Михаил Антонович виновато улыбнулся.

- Да, странно мир устроен, - вдруг профессор переменился, Мы вот говорим о философии, спорим, весело пикируемся, бренчим на гитарах, поругиваемся, а меня все один студент мой мучает, то есть теперь уж бывший мой студент. - Профессор помрачнел,

- Я почему-то все время думаю о нем.

- А что, интересный студент?

- Да, необычайно интересный человек, талантливый, умница, но очень, как бы это сказать вам, без кожи, что ли, казалось бы, чего теперь в тоску впадать, живи, работай, а он, знаете ли, начитался Кастанеды, и стал миром управлять.

- То есть как управлять, - опять насторожился доктор.

- Ну как, не знаю уж точно, не силен я в этом, да ведь я и не знал толком ничего, вот только уж потом... - профессор будто оправдывался.

- Потом ? После чего?

- Он, представьте, с закрытыми глазами поперек Ленинского проспекта пошел...

- И что?

Доктор замер, а профессор прямо поглядел ему в глаза и выдохнул:

- Погиб.

- Но может быть, он был предрасположен? Знаете ли, бывают такие впечатлительные натуры.

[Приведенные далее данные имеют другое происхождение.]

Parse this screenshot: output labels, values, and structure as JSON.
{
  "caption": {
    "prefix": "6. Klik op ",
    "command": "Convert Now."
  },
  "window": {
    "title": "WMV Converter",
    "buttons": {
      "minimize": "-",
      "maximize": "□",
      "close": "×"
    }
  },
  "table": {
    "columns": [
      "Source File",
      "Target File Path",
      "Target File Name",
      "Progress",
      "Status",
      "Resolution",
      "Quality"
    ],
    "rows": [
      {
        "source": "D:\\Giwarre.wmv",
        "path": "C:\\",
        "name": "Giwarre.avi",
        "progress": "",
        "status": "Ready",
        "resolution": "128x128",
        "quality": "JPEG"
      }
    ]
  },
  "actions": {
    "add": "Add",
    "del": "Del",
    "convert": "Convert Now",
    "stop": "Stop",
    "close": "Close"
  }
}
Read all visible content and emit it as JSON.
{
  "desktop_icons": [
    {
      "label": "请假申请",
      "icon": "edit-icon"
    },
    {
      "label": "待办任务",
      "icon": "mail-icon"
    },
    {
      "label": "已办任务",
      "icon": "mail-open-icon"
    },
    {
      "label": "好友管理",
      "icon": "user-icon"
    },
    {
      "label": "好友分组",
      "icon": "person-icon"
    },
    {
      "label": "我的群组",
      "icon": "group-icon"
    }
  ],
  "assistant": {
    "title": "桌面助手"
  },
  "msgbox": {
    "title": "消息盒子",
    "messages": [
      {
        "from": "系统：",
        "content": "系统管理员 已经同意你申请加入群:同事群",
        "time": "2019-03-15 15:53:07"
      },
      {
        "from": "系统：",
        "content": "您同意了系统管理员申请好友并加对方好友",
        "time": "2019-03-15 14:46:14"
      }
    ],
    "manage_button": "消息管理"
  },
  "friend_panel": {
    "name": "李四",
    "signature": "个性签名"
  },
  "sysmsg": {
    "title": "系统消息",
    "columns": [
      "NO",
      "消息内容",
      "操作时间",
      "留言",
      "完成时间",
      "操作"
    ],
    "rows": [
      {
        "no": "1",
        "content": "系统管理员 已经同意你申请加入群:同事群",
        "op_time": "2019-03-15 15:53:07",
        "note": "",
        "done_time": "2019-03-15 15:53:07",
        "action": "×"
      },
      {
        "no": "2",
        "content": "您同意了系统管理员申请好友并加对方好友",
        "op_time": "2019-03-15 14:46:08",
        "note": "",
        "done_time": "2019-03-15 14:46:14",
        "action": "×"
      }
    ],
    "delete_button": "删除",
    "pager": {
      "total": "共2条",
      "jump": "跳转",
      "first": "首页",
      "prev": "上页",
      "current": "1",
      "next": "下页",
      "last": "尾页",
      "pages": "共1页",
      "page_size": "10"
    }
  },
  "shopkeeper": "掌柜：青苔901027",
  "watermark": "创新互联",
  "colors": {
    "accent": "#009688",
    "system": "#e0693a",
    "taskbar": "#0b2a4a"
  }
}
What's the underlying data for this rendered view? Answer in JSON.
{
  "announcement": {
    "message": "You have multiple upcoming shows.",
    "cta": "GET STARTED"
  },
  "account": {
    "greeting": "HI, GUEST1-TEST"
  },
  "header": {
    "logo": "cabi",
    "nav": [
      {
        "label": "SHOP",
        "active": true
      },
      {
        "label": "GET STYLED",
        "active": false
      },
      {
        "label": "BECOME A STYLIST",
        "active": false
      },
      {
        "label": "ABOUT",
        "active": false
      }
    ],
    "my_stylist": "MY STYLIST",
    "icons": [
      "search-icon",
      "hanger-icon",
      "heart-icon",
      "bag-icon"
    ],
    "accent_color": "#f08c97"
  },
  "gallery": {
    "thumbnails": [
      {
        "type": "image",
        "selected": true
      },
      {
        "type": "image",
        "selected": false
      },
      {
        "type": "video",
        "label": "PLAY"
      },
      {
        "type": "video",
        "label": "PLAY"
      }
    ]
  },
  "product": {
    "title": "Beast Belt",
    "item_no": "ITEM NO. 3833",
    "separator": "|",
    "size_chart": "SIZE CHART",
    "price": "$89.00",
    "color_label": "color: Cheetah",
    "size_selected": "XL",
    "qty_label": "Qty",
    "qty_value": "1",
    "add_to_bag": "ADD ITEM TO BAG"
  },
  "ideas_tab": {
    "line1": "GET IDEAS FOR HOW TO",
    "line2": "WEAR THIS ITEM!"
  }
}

- Бывают, и нередко, ведь их было на самом деле двое таких у меня...

- Как? А что, второй тоже?

- Нет, пока нет...

- Я, кажется, знаю, о ком идет речь...

Они не говоря ни слова с пониманием посмотрели друг на друга.

- Что же делать? - доктор задал вечный вопрос.

- А я уже сделал, - профессор хитро улыбнулся, - Конечно, все зависит от него самого, но кое-что я предпринял, нет не спрашивайте, то есть не поверите, если скажу, да вот и скажу, я в книгу написал.

- То есть вы оговорились? - доктор опять насторожился, когда услышал про книгу.

- Нет, именно не книгу, хотя я книгу тоже написал и не одну, а на этот раз написал точно в книгу. Представляете профессора московского университета, воровато пробирающегося в ночи к одной из монументальных чугунных скульптур, вы наверное знаете, у высотного здания, в таком очень социалистическом духе исполнены.

Доктор живо представил чугунных студентов, расставленных вокруг университета с высочайшего благословения Иосифа Виссарионовича.

- Кстати, понимаете, какая хитрая штука, ведь он и нас спасти бы мог...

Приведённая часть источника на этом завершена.